AlexsLemonade / alsf-scpca

Management and analysis tools for ALSF Single-cell Pediatric Cancer Atlas data.
BSD 3-Clause "New" or "Revised" License
0 stars 1 forks source link

Add per gene level benchmarking notebook #88

Closed allyhawkins closed 3 years ago

allyhawkins commented 3 years ago

Related to #82, I have separated out the benchmarking analysis looking at metrics at a per gene level into a separate notebook. This is looking at the same samples that were imported into a SingleCellExperiment in #82 and now using the scater::addPerFeatureQC method to look at mean gene expression and percentage of cells each gene is expressed in across the pre-processing tools.

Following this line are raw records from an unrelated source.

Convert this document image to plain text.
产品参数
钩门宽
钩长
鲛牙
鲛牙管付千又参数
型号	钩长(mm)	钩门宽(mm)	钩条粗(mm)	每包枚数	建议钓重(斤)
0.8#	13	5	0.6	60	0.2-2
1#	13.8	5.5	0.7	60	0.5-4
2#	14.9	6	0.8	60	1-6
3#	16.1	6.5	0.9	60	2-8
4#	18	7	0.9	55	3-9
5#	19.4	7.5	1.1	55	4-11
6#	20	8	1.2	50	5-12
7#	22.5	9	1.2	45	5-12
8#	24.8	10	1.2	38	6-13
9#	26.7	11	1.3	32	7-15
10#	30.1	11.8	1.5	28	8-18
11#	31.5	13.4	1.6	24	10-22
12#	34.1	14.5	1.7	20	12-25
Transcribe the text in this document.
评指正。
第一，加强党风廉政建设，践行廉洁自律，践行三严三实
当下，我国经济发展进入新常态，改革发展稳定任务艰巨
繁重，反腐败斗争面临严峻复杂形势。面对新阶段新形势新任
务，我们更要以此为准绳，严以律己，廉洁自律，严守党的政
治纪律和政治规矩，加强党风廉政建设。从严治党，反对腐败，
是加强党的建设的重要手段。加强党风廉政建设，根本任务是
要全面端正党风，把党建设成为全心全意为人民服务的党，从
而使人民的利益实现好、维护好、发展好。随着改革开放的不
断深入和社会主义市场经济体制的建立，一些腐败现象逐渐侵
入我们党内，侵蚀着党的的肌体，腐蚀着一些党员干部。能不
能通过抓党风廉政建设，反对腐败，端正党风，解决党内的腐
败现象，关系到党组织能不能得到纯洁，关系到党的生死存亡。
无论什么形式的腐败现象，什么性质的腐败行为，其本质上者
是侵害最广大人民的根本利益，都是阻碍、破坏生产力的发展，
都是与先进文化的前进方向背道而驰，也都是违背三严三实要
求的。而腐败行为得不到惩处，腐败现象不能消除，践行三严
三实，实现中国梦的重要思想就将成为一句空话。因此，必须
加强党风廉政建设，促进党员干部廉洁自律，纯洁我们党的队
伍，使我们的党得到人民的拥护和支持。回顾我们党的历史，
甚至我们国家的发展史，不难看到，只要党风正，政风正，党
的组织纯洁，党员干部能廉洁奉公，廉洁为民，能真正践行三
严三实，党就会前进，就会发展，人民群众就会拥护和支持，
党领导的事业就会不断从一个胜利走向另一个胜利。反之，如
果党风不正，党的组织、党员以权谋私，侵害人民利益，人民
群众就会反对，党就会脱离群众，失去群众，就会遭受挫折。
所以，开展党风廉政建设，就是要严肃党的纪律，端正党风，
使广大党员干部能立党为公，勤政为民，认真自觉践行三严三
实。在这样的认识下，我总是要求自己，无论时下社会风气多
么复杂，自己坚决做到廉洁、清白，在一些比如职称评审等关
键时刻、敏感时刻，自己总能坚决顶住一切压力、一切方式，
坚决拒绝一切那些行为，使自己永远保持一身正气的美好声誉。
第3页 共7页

We are using 4 single cell RNA seq samples and 2 single nuclei RNA seq samples, run on 4 different tools (cellranger, alevin, alevin-fry, and kallisto) with single nuclei RNA seq samples being run both on a cDNA and pre-mRNA index. In this notebook I chose to look at the correlation of mean gene expression and percent of cells a gene is detected in across each tool with cellranger for shared cells. I also looked at the percentage of genes that are overlapping between each tool and cellranger and the mean gene expression of those that overlap vs. those that do not overlap.

I'm sure there are more things we can do, like looking at the overlap specifically of the most variable genes or highly expressed genes, but I wanted to start here because it does appear that most tools have fairly good overlap and high spearman correlation coefficients of > 0.9.